HIV-1 group O viruses were first recognized as a distinct subgroup of HIV-1 with the isolation and characterization in 1990 of a virus (ANT70) from a woman (individual A) and her spouse (individual B), both from Cameroon (De Leys R, et al.: J Virol 1990;64:1207-1216). During the 5-6 years before treatment, individual A remained asymptomatic, with viral RNA levels between 2.5 and 2.8 log10 copies/ml, as measured by a newly developed group O-specific quantitative NASBA-based RNA assay. Individual B developed mild clinical symptoms, with 3.1 to 3.6 log10 copies of viral RNA per milliliter.

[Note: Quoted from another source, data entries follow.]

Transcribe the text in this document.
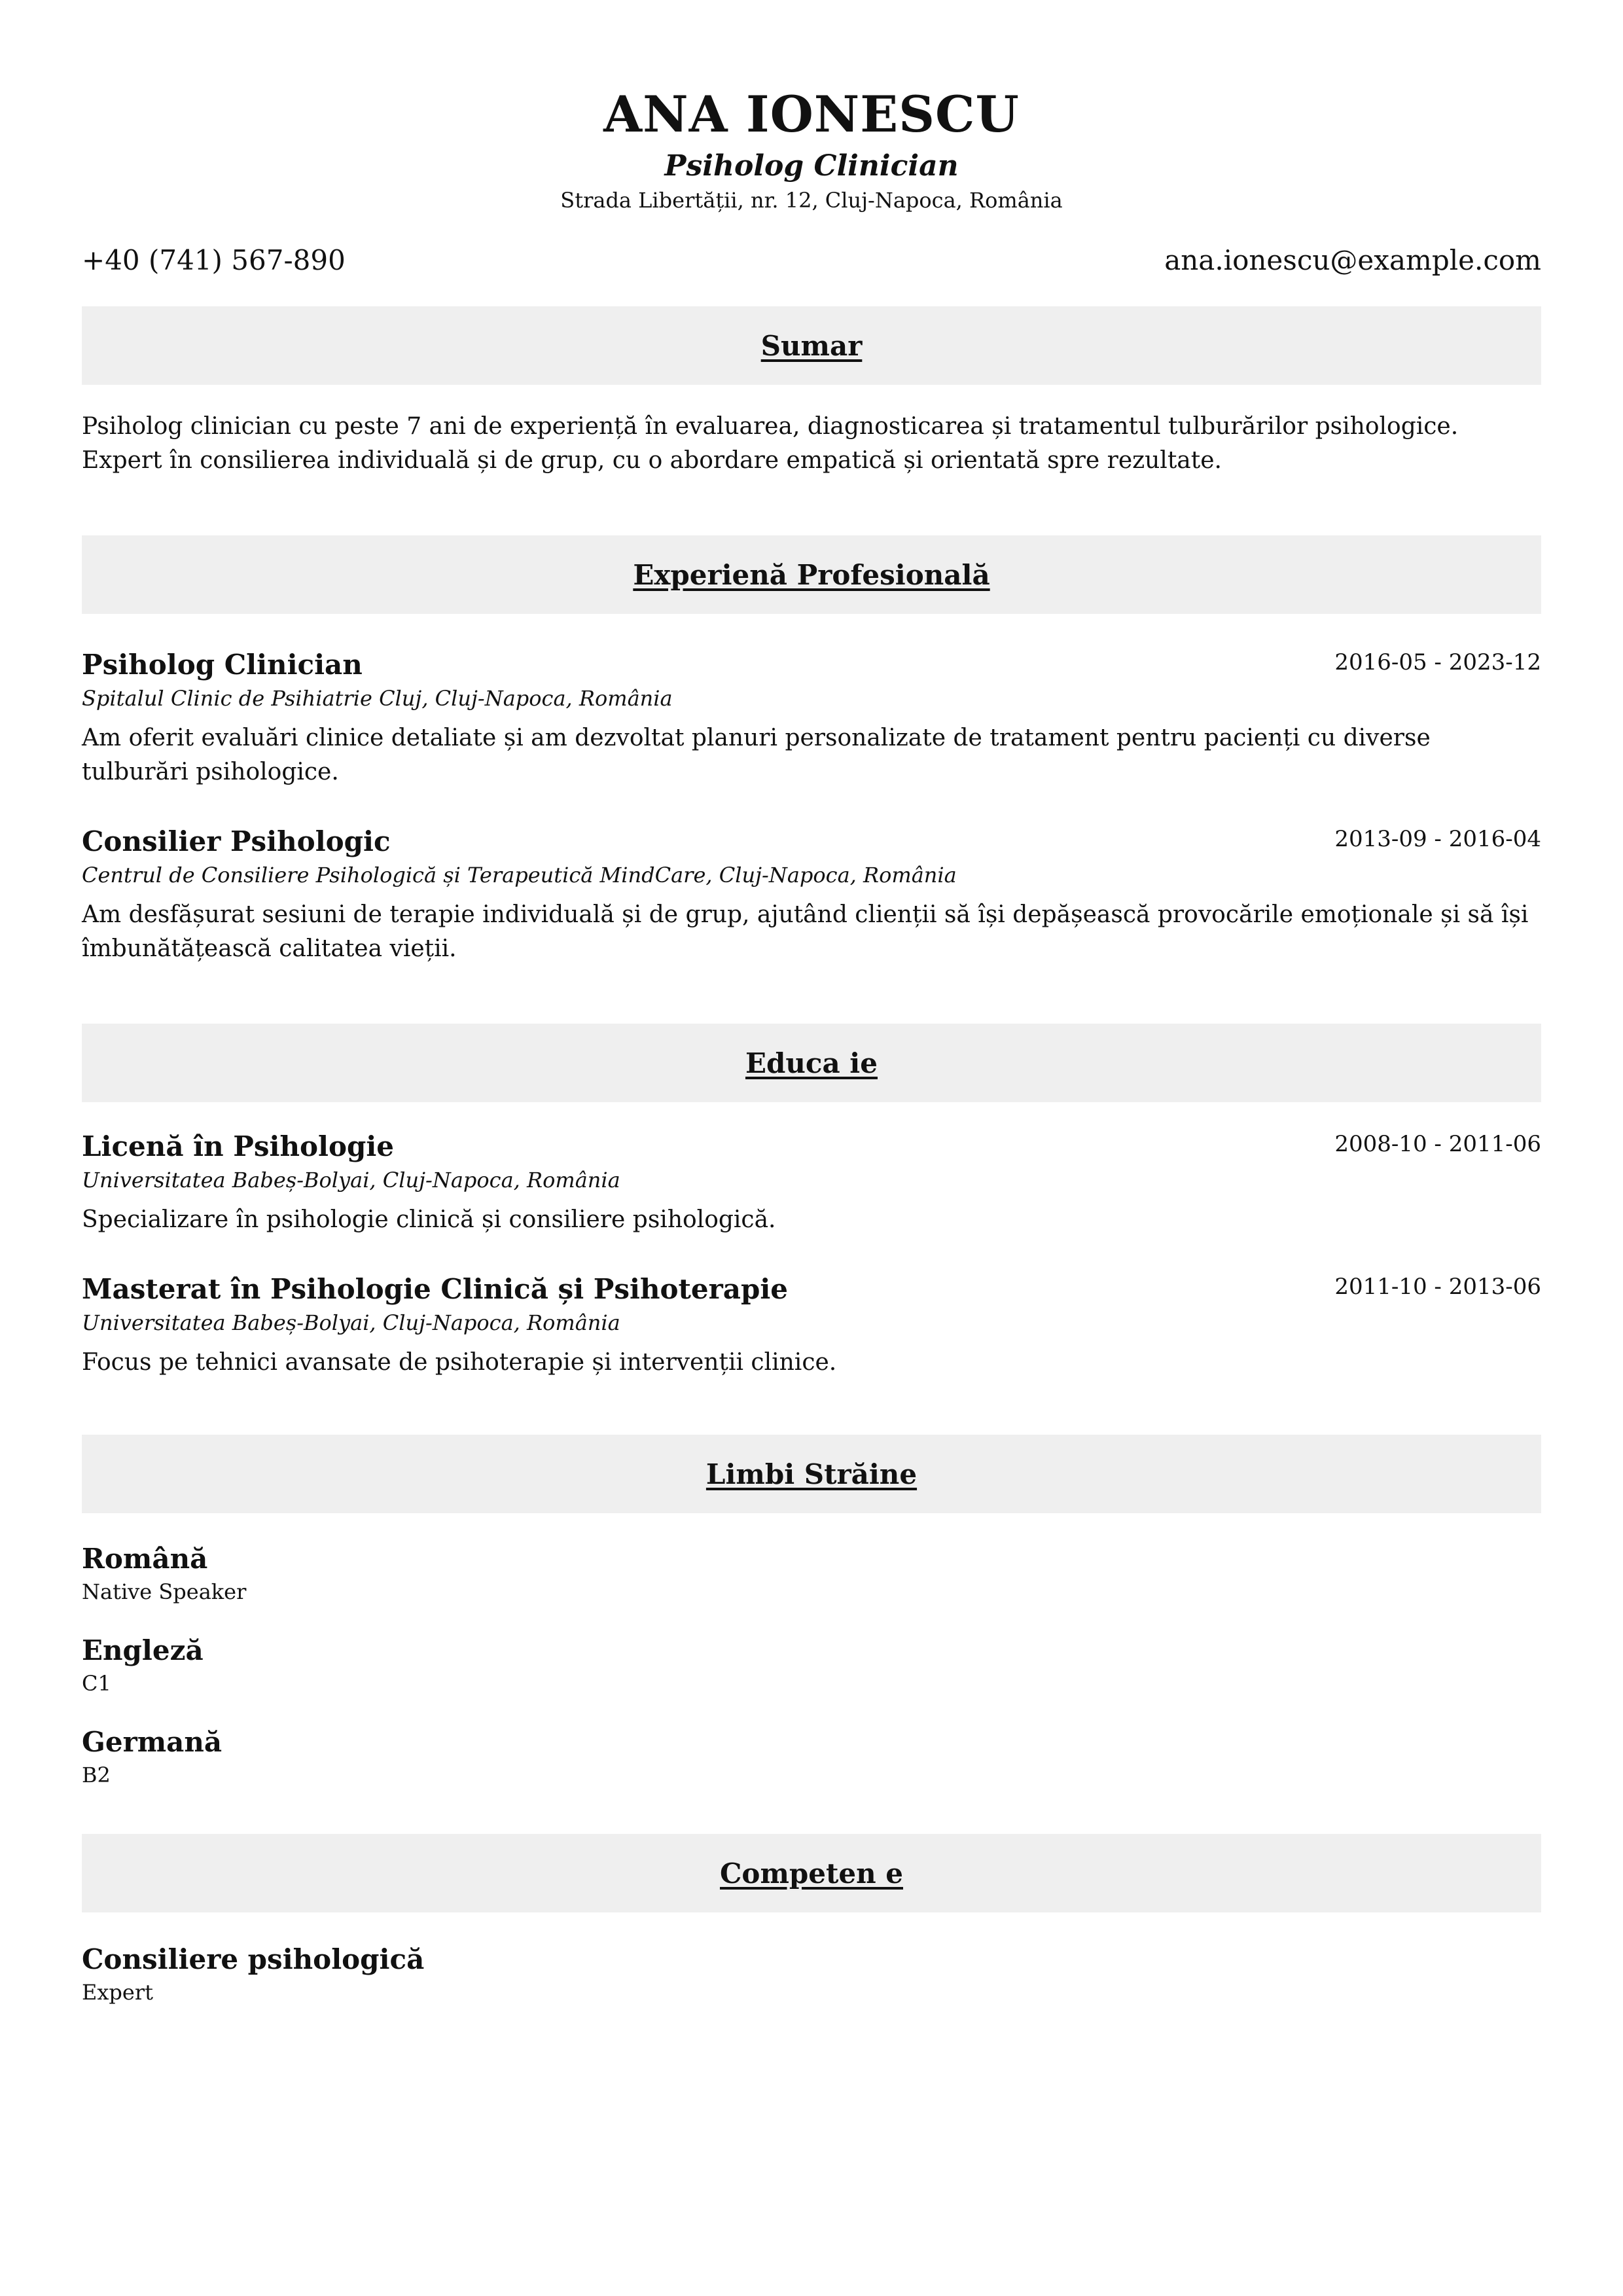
ANA IONESCU
Psiholog Clinician
Strada Libertății, nr. 12, Cluj-Napoca, România
+40 (741) 567-890	ana.ionescu@example.com
Sumar
Psiholog clinician cu peste 7 ani de experiență în evaluarea, diagnosticarea și tratamentul tulburărilor psihologice. Expert în consilierea individuală și de grup, cu o abordare empatică și orientată spre rezultate.
Experienă Profesională
Psiholog Clinician	2016-05 - 2023-12
Spitalul Clinic de Psihiatrie Cluj, Cluj-Napoca, România
Am oferit evaluări clinice detaliate și am dezvoltat planuri personalizate de tratament pentru pacienți cu diverse tulburări psihologice.
Consilier Psihologic	2013-09 - 2016-04
Centrul de Consiliere Psihologică și Terapeutică MindCare, Cluj-Napoca, România
Am desfășurat sesiuni de terapie individuală și de grup, ajutând clienții să își depășească provocările emoționale și să își îmbunătățească calitatea vieții.
Educa ie
Licenă în Psihologie	2008-10 - 2011-06
Universitatea Babeș-Bolyai, Cluj-Napoca, România
Specializare în psihologie clinică și consiliere psihologică.
Masterat în Psihologie Clinică și Psihoterapie	2011-10 - 2013-06
Universitatea Babeș-Bolyai, Cluj-Napoca, România
Focus pe tehnici avansate de psihoterapie și intervenții clinice.
Limbi Străine
Română
Native Speaker
Engleză
C1
Germană
B2
Competen e
Consiliere psihologică
Expert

HIV-1 sequences obtained from both individuals showed pretreatment residues in protease that confer resistance to protease inhibitors in group M viruses (10I, 36I, and 71V). Individual A showed an initial response to AZT, but shortly after addition of ddC and saquinavir, the RNA levels returned to baseline, while subsequent treatment with d4T, 3TC, and indinavir reduced the RNA level to less than 50 copies/ml for the time of follow-up. Individual B showed no response to AZT or ddC monotherapy, and a change to d4T, 3TC, and indinavir had, in contrast to individual A, only a temporary effect. While a multitude of mutations in HIV-1 group O reverse transcriptase (RT) and protease appeared that are associated with drug resistance in group M viruses, the observed T215N mutation in RT and the V15I and V22A mutations in protease have not previously been described and may represent resistance-conferring mutations specific to group O viruses. These results indicate that treatment of HIV-1 group O-infected individuals with antiretroviral drug regimens that include protease inhibitors might lead to rapid selection for resistance-conferring mutations. This probably results from preexisting protease residues contributing to reduced sensitivity of group O viruses to protease inhibitors, as is observed in vitro.

Development of a one-tube multiplex reverse transcriptase-polymerase chain reaction assay for the simultaneous amplification of HIV type 1 group M gag and env heteroduplex mobility assay fragments.

The emergence of intersubtype recombinant HIV-1 isolates has made it imperative to analyze different regions of HIV-1 genomes. For this purpose a one-tube multiplex RT-PCR, coamplifying first-round amplicons that allow amplification of gag and env heteroduplex mobility assay (HMA) fragments from different HIV-1 group M isolates, was developed, starting with plasma samples. The multiplex RT-PCR assay is sensitive: 115 of 136 (84.5%) samples were positive for both gag and env, positive amplification of the gag fragment was observed in 130 of 136 (95.6%) samples, while for the env fragment 119 of 136 (87.5%) tested positive. The multiplex RT-PCR in combination with gag and env HMA makes large-scale HIV-1 subtyping fast, simple, and more economical.